Nella parrocchia della Sacra Famiglia, unico rifugio cattolico della Striscia, circa 500 cristiani sopravvivono tra bombardamenti, razionamenti e isolamento umanitario.
La situazione dei cristiani a Gaza, in Terra Santa, è ancora «molto grave». A riferirlo è Padre Gabriel Romanelli, parroco della Sacra Famiglia, l’unica parrocchia cattolica nella Striscia, dove da mesi trovano rifugio circa 500 persone tra uomini, donne, bambini e disabili assistiti dalle Missionarie della Carità. In un colloquio con Aiuto alla Chiesa che Soffre (ACS), Padre Romanelli ha descritto il dramma quotidiano vissuto all’interno del complesso parrocchiale: «Sentiamo continuamente bombardamenti, e a volte le schegge ci raggiungono».
Nonostante la devastazione, nella parrocchia si cerca di mantenere una vita spirituale e comunitaria con adorazione eucaristica, Rosario, Messa quotidiana, attività per bambini e famiglie e gruppi di studio biblico.

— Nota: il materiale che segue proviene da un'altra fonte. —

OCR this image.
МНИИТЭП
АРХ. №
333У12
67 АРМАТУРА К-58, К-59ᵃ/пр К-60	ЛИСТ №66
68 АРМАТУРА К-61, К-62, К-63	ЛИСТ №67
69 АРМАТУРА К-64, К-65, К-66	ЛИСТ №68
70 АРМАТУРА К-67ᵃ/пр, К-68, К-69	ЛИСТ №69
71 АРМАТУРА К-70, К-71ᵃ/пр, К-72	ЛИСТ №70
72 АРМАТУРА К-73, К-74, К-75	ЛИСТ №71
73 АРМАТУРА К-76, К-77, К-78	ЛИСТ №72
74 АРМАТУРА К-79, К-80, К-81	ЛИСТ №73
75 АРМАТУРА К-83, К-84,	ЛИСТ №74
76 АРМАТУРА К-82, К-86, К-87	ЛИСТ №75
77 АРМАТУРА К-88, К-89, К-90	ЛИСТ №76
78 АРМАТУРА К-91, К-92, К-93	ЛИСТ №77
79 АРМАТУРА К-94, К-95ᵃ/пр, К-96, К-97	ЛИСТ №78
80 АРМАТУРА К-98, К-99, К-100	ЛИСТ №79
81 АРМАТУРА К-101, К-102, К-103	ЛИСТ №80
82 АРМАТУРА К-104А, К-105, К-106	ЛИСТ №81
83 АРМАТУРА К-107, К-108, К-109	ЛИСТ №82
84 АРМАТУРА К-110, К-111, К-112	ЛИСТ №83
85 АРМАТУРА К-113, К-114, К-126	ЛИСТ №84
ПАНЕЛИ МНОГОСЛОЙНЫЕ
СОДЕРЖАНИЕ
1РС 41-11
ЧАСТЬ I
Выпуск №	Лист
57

Tuttavia, il blocco umanitario imposto da Israele ha aggravato ulteriormente la crisi. Da tre mesi non arrivano aiuti: solo 90 camion umanitari hanno avuto accesso il 22 maggio, a fronte di un fabbisogno giornaliero di almeno 500. Le risorse sono ora razionate e distribuite con grande difficoltà anche a chi arriva da fuori. Padre Romanelli, che è riuscito recentemente a distribuire acqua all’interno e all’esterno della parrocchia, segnala anche l’aumento di disturbi psichici tra i rifugiati. Almeno 52 cristiani sono morti dall’inizio del conflitto. «La cosa più grave – conclude – è che nessuno parla della fine della guerra o del diritto di rimanere qui, di ricostruire e ricominciare».